What Is the Definition of Carrying Capacity in Biology?

Crowded 5th Avenue in Winter Holiday Season.
Toshi Sasaki / Getty Images

Biological carrying capacity is defined as the maximum number of individuals of a species that can exist in a habitat indefinitely without threatening other species in that habitat. Factors such as available food, water, cover, prey and predator species will affect biological carrying capacity. Unlike cultural carrying capacity, biological carrying capacity cannot be influenced by public education.

When a species exceeds its biological carrying capacity, the species is overpopulated. A topic of much debate in recent years due to the rapidly expanding human populations, some scientists believe that humans have exceeded their biological carrying capacity.

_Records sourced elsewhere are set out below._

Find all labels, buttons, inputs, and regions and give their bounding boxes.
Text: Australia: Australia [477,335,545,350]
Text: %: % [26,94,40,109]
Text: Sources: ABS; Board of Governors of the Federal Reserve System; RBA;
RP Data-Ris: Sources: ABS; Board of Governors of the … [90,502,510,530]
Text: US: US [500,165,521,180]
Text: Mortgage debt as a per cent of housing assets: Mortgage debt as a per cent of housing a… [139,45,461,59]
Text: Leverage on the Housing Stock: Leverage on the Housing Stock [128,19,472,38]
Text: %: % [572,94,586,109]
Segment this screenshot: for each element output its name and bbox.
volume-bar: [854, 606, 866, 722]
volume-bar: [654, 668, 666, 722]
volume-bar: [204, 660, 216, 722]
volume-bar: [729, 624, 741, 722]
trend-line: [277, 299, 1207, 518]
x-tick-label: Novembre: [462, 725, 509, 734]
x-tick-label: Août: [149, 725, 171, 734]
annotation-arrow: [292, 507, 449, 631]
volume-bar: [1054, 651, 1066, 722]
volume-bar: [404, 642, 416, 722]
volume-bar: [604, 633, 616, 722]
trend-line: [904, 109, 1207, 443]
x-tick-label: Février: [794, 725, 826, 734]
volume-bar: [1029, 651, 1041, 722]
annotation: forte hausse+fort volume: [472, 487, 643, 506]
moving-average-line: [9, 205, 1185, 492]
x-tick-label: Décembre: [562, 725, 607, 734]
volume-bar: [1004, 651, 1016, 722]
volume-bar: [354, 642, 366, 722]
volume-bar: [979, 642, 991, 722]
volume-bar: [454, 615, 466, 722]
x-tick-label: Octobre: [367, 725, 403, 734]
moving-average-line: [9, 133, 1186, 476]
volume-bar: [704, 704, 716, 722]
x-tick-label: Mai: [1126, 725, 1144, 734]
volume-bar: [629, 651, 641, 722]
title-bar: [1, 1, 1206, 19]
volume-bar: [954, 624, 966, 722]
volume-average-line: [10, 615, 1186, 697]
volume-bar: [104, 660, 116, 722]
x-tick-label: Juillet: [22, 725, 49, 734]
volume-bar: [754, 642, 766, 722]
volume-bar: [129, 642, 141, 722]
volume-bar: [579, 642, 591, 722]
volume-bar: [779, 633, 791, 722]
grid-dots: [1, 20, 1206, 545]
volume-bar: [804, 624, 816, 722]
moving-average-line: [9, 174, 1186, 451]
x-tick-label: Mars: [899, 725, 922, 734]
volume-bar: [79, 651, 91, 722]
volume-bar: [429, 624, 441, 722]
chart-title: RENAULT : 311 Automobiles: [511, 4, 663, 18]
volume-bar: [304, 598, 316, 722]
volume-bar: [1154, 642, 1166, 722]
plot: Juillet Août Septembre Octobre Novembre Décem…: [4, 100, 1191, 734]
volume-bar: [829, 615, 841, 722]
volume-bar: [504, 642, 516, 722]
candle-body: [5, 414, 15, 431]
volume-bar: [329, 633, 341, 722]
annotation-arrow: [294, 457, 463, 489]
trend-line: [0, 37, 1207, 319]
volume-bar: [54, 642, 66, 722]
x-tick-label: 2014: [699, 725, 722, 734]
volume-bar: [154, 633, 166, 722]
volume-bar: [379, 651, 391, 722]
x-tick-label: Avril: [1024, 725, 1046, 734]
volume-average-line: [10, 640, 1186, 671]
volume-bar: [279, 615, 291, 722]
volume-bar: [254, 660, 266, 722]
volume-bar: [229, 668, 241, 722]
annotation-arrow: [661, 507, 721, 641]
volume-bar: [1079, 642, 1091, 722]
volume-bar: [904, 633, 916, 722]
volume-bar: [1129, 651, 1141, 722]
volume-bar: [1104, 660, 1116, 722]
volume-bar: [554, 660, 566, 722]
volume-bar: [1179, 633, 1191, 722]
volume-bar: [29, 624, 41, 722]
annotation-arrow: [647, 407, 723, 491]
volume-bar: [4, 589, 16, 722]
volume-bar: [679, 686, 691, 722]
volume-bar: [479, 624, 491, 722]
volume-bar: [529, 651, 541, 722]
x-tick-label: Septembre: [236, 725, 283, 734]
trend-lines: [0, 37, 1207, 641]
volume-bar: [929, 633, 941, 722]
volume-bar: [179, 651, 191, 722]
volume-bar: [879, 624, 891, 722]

Determining Carrying Capacity

Although the biology term was originally coined to describe how much a species could graze on a portion of land before permanently damaging its food yield, it was expanded later to include the more complex interactions between species such as predator-prey dynamics and the recent impact modern civilization has had on native species.

However, competition for shelter and food aren't the only factors that determine a particular species' carrying capacity, it also depends upon environmental factors not necessarily caused by natural processes — such as pollution and species of prey extinctions caused by mankind.

Now, ecologists and biologists determine the carrying capacity of individual species by weighing all of these factors and use the resultant data to best mitigate species overpopulation — or conversely extinction—which could wreak havoc on their delicate ecosystems and the global food web at large.

Long-term Impact of Overpopulation

When a species exceeds its niche environment's carrying capacity it is referred to as being overpopulated in the area, which oftentimes leads to devastating results if left unchecked. Fortunately, the natural life cycles of and balance between predators and prey typically keep these outbreaks of overpopulation under control, at least in the long term. 

Sometimes, though, a certain species will overpopulate resulting in the devastation of shared resources. If this animal happens to be a predator, it might over-consume the prey population, leading to that species' extinction and the unfettered reproduction of its own kind. Conversely, if a creature of prey is introduced, it might destroy all sources of edible vegetation, resulting in a decrease in other prey species' populations. Typically, it balances out—but when it doesn't, the entire ecosystem risks destruction.

One of the most common examples of how close to the edge some ecosystems are to this destruction is the alleged overpopulation of the human race. Since the end of the Bubonic Plague at the turn of the 15th century, the human population has been steadily and exponentially increasing, most significantly within the last 70 years.

Scientists have determined that the carrying capacity of Earth for humans lies somewhere between four billion and 15 billion persons. The human population of the world as of 2018 was nearly 7.6 billion, and the United Nations Department of Economic and Social Affairs Population Division estimating an additional 3.5 billion population growth by the year 2100.

Humans are in a position where they have to work on their ecological footprint if they hope to survive the next century on this planet.